Detective Osborne came thundering down the stairs with a pair of officers hot on his heels. “What’ve you got?”

“She’s not here!” Reed called out.

Osborne stuck his head into the room and made a face at the smell. “What’s that?” he asked, shining his light on the mannequin. Reed noticed for the first time that the doll was dressed in the pink shirt and denim shorts Chloe had been wearing when she disappeared.

“It’s a doll made up to look like Chloe,” Ellery said.

“Jeez, he’s a crazy fucker, isn’t he?”

“We’re going to need another forensic team to go through this place,” said Reed. “Maybe we can find something to indicate where he’s taken her next.”

“What, like a scavenger hunt?” Osborne asked, incredulous. “Follow the clues, find the prize?”

Ellery jumped to her feet at his words. “Yes,” she said. “Exactly.” She dashed out of the room without further explanation, so Reed had to chase after her.

“Where are you going?” he asked as she went back out of the house toward her SUV. It was still running with its lights on.

“I’m going to find Bobby Frick.”

“He could be anywhere.” Lisa had listed three usual locations for him: his home, his work, and the great outdoors. New England had thousands of acres of forest and mountain territory in which to disappear.

“That picture he had in his locker—I recognize the rock bridge. It’s the same one that’s visible in the shot he took with Lisa back at his apartment. That means the place must have special meaning for him, right?”

“Probable, yes,” he said, admiring her insight. “We could ask Lisa where the picture was taken.”

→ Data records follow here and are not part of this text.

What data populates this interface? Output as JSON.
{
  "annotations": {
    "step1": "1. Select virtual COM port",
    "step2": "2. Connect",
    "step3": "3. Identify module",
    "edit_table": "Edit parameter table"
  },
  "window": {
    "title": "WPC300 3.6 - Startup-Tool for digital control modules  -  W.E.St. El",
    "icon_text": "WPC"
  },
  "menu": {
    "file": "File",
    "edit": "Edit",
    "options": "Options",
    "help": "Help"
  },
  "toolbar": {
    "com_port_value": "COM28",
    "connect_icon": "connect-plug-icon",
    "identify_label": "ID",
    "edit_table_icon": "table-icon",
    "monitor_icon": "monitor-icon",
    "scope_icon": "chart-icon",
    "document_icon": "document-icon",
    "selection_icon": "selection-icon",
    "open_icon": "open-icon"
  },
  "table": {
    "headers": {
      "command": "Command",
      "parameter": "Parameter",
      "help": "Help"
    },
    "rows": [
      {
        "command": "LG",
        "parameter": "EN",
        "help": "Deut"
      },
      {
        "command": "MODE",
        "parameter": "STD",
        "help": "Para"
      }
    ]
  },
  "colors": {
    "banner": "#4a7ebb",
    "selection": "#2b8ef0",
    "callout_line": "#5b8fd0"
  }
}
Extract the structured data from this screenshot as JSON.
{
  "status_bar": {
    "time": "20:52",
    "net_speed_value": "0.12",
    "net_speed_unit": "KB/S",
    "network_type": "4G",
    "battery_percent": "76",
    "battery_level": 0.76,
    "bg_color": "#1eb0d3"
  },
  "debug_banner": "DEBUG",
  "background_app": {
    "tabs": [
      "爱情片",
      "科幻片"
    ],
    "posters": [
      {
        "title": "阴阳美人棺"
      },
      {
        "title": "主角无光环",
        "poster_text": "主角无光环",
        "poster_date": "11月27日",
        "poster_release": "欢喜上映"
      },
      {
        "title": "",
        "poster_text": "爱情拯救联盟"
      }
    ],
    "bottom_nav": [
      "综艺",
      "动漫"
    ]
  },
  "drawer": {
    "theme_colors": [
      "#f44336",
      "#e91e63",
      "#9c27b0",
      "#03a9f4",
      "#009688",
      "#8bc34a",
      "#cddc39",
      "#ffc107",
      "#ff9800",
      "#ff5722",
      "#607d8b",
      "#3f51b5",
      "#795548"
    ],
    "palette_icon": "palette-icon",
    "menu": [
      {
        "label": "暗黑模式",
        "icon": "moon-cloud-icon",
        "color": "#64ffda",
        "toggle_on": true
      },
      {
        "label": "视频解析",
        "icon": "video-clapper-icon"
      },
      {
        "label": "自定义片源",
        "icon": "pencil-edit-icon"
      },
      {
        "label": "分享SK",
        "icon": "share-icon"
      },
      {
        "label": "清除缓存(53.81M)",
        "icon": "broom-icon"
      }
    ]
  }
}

“We don’t have to. I know it. It’s Marble Arch Park out in western Massachusetts. Bump and I used to go hiking there sometimes when I lived in Woodbury.” She climbed into the car and waved him along impatiently. “Are you coming?”

He glanced back at the house, torn. “We should take backup.”

“Not them. Someone has to stay here for the forensic team. We can radio for more help on the road.”

Convinced, he climbed in with her. “Then let’s go.”